Unemployment in European theatre

“Hey brother, can you spare a job?” That may very well be the phrase of choice as the United Nations warns of the potential risk of unemployment will displace nearly 11 million individuals in the first half of this decade thanks to slower growth and turbulence. Underscoring that number, the International Labour (ILO) says that in 2019, roughly 212 million individuals will be looking for work as compared to the current level of nearly 201 million.

Across the European theater, prices continue to drop which translates to individuals spending less. It is not so much the image of soup lines and handouts of bread scare economists but there are concerns that an exceptionally low increase in prices among euro-denomination countries could very well bolster a long period of slow growth resulting in a stagnant economy. The outcome, say ILO spokespersons is that if low wages continue to force individuals to consume less and if investments remain lower than expected, then obviously there is an overall outlook for negative growth in the European sector.

The solution that more jobs need to be created in order to close the pending unemployment gap looks dim.

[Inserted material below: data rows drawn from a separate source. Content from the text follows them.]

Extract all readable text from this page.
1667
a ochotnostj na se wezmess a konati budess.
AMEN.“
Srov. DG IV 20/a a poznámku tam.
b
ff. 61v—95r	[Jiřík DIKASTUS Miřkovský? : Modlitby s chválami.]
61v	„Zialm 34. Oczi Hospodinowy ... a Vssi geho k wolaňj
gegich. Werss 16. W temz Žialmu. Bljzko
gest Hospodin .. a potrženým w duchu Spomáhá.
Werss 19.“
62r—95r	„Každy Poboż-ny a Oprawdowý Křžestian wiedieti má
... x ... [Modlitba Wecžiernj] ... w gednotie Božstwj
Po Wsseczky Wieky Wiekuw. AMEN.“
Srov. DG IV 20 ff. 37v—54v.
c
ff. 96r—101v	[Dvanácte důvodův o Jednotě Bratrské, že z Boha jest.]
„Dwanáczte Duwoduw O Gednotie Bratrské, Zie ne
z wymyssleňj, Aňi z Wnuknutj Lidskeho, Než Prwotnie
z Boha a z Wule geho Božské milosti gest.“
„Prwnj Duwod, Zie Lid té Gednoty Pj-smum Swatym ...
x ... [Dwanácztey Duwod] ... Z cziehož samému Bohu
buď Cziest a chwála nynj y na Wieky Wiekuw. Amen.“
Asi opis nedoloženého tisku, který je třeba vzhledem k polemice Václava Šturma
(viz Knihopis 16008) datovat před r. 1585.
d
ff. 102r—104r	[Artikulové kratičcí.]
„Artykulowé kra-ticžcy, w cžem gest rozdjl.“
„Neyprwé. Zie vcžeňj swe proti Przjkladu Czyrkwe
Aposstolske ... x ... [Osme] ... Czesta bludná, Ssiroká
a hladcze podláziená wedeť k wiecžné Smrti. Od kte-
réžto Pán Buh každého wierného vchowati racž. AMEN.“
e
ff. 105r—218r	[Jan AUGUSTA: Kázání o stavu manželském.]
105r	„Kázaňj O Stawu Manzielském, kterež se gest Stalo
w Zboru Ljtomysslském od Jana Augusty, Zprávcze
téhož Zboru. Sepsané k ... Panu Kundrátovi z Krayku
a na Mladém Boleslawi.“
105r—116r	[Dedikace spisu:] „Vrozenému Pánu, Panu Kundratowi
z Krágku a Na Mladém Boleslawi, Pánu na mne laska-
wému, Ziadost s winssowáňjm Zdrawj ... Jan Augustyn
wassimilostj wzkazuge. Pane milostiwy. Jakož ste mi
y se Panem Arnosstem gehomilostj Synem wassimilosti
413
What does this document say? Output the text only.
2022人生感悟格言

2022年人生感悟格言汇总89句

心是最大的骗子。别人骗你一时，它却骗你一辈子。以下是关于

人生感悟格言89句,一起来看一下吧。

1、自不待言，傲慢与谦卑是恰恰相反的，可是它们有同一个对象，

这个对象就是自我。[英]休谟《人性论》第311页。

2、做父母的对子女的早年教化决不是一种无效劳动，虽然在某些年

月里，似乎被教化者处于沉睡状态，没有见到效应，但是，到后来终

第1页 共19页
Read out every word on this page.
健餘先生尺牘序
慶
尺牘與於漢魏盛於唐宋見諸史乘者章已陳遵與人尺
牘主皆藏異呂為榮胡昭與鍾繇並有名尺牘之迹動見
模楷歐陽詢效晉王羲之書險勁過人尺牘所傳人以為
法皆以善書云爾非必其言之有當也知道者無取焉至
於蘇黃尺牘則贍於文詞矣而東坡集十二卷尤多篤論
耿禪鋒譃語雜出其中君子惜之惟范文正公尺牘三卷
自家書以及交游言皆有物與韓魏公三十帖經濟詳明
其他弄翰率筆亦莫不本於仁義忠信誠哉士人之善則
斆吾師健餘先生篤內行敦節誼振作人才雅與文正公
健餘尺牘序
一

The 2015 forecast for overall employment and social trends recently published by the ILO pointed out that an extra 280 million jobs would have to be created by 2019 in order to narrow the job disparity currently created by Europe’s economic downturn.

And, comments the ILO, the quick-fix by euro zone members of cutting employee wages as a way to balance international bailouts of euro zone members cannot continue either.

Staunch Euro zone supporters Great Britain and the United States have experienced recent improvements in their overall jobless rates, but even a long-term positive outlook for those countries remains uncertain at best.

Unemployment is affecting even the most robust of European economies. According to a a news article in The Guardian, Germany, long supporting the European Union on its shoulders, could see its unemployment statistics rise to almost five percent within the next two years versus its current percentage rate of 4.7 percent.

That said however, economists say that the German labour market has shown a great ability to bounce back throughout 2014 and seems to be able to continue that course even in the current slowdown in economic growth.

True-to-to form, the global segment of unemployment affected most are youth, especially those between 15 and 24 years of age. In 2014, youth unemployment was almost three times as high as that of adults, hovering around 13 percent.

According to ta news article in the Economic Times, long-term unemployment trends have created a gap between affluence and poverty and the space will continue to increase as the richest segment of society will literally enjoy a money-grab of one-half of the global wealth within the next year. According to the ILO, the income gap is likely to widen, with 30 to 40 percent of total income coming from the earnings of the richest 10 percent, and the poorest 10 percent earning only 2 to 7 percent of total income.

If there is a glimmer of hope to the unemployment scenario, it is that currently the middle class in developing countries accounts for more than 30 percent of total employment. That is up from 20 percent since the last two decades.